“Climb up on that rock,” Tizi will say, in the most offhand way.
We’re on the trail, any trail, and the viewing is spectacular. She would like me to take a picture, an enhanced picture, improved by my higher elevation, by my closer proximity to the subject. The subject: waterfall, rushing stream, ravine, ridge, meadow, forest, canyon, lake, mountain face, whatever. Yes, we can see it from the trail. But from up there, so much better. It will be a better picture.
I will accommodate her, but not always. It can be argued standing on a rock is the same as standing on the trail. I do not fall off the trail. Why would I fall off a rock?
Then again, being up there simply messes with your sense of safety. Up there, irrational alarm can set in.
We’re walking the Avalanche Lake trail today in Glacier. It’s one of the nicest trails yet. It has everything: waterfall, rushing stream, ravine, ridge, meadow, forest, canyon, lake, mountain face. Look at that moss! If I wanted to, I could lie down in a bed of moss and rest. I could cool myself in the shade of an uprooted tree (but then, there is no great demand for shade in this amazing treeful space). Hikers stream past us, many of whom have acquired walking sticks at the edge of the trail. They are beautiful sticks that nature made just for them, in various lengths, though staff-length sticks seem to be preferred, and men seem most interested in acquiring a stick or staff from the side of the trail.
“Nice stick,” I say to each as we cross paths.
They nod appreciatively, some holding the stick or staff toward me so I can get a better view, the better to admire it.
Individuals, couples, groups of four, six, ten. I complement every stick I see.
“Nice stick,” I say. “Where’d you get that?”
“Right by the side of the trail!”
“It’s a beauty,” I say. “I’d take that one home and put it in a glass case.”
As is her wont, Tizi makes comments over her shoulder. And makes requests. Climb up that hill and take a picture.
It’s a conflict. We get through it.
Climb down there next to the rapids and take a picture.
Okay, but not too close.
“Gimme the phone,” she says. “I’m going.” She goes. But when the going gets dangerous, she wants me to come with her.
Everyone on the trail is happy. We greet each other. Good morning. Hi. Nice day. Amazing place. Okay if we slip past you? How much farther to the lake? Worth the walk?
And everyone lugs water. It’s a two-mile trail, out and back, four total, it’s 60 degrees, but they want to stay hydrated. There’s the tube-on-the-backpack hydration option. There’s the light metal liter-size water bottle option; many hikers slip them into slots on the side of their packs; those without packs hold them in their hands, like Starbucks cups they carry with them wherever they go back home. A guy holding a transparent plastic gallon jug of water cruises by. Really, Tizi says in Italian. Is he going to need that much water?
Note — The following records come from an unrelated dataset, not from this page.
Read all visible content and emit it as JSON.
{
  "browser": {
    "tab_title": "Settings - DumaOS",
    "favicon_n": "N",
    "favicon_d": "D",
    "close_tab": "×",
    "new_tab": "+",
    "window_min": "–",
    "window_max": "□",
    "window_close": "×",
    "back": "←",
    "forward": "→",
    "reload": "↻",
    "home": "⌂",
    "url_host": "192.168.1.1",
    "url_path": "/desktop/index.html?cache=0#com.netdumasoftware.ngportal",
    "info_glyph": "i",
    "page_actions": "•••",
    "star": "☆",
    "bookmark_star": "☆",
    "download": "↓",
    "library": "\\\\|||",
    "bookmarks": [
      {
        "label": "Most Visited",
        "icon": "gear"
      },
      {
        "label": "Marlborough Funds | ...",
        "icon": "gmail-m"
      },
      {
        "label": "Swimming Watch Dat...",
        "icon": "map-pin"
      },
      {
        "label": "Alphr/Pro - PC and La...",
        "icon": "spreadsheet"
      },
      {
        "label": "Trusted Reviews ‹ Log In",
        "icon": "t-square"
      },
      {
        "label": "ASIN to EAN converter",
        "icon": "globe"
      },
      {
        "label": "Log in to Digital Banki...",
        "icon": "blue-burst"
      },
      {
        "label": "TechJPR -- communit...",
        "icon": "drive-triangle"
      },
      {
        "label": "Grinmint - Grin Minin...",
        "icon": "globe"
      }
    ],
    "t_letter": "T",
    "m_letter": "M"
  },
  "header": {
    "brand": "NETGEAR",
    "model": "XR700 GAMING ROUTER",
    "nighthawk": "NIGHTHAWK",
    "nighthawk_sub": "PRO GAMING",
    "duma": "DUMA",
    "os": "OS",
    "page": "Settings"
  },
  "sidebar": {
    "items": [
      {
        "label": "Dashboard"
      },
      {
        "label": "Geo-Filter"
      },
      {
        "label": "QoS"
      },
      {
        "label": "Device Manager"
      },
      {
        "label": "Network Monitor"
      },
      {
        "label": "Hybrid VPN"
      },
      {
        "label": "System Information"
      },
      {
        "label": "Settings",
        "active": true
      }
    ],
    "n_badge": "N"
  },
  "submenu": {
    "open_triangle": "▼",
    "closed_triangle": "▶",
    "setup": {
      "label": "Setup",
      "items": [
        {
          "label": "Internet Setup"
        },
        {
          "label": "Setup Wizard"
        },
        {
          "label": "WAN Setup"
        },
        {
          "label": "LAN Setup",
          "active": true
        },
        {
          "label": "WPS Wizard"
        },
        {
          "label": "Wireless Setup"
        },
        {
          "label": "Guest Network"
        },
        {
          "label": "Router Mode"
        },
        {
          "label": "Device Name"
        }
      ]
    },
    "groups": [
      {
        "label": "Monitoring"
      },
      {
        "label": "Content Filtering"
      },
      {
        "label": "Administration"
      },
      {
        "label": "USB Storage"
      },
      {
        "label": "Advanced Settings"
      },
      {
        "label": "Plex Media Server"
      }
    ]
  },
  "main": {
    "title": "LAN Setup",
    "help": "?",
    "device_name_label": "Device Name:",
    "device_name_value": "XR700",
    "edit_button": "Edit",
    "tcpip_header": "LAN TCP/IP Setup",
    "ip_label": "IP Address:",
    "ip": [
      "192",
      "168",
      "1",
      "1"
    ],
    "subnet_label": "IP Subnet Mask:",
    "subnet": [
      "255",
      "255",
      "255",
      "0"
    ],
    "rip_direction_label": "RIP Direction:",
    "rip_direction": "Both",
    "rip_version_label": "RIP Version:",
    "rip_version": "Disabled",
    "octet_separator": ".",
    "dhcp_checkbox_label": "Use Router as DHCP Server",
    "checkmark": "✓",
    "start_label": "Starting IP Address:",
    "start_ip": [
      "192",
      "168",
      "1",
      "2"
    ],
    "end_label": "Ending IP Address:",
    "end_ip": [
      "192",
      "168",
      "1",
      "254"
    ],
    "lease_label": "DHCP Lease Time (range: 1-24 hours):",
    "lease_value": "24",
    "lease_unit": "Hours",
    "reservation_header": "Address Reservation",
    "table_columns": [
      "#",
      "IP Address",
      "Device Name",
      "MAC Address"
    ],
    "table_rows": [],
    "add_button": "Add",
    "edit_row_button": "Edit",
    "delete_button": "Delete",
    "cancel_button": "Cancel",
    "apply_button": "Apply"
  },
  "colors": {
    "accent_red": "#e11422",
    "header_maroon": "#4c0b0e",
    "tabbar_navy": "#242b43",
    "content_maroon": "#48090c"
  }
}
The lake is beautiful. It’s a smoky day. But it is beautiful.
Later we’ll drive up The Road to the Sun, to Logan’s Pass. We go up. Way up. We’re going to see a glacier. It’s a two-lane road, with lots of scenic turnouts. Driving from West Glacier to East Glacier, we have the cliff side of the road. And I mean cliff. There it is, your death, right there by the side of the road, a few feet away. I know I can keep our car in its lane. Driving to Logan’s Pass, it can be argued, is no different than driving to Kroger. But that irrational alarm bell starts ringing. It’s like the cliff and the deep yawning space is sucking you in its direction.
“Pull over,” Tizi says. “Let’s get a picture.”
I want to. I don’t want to. I want to.
We’ve just completed a five mile hike, which I insisted we walk a little faster than usual. My legs are kind of seizing up on me. I can still walk, sort of. I park, limp to the edge of the cliff (it’s a two-foot hike), and take the damn picture. I feel the cliff, it’s pulling me closer. I wish I had a staff.
Today, yesterday, and the day before, there’s wildfire smoke in the park. Today a lot of it. I think Idaho is burning. I photograph the valley. You can’t get a really good photo, no matter how close you get. When I turn back toward the car, Tizi is pointing. Get the mountain, I have to get the mountain. She points a few more times, I take a few more pictures, then gingerly walk back to the car.
“Your walk,” she says. “You look like you’re 80 years old.”
“I’m pretty stiff.” And I was bracing myself to keep from being sucked over the cliff.
“Can you drive okay?”
I tell her I can sit down just fine, it’s walking that’s giving me trouble. I start the engine, We pull out into traffic and keep going. I stay as close to the yellow center line as I can.
“Don’t look,” she says. “Just watch the road.”
“We’re okay,” I say. I’m driving 12 mph. All of us are.
“Oh my gosh, you should see this.”
I take her word for it. I wish I could look. I don’t want to look.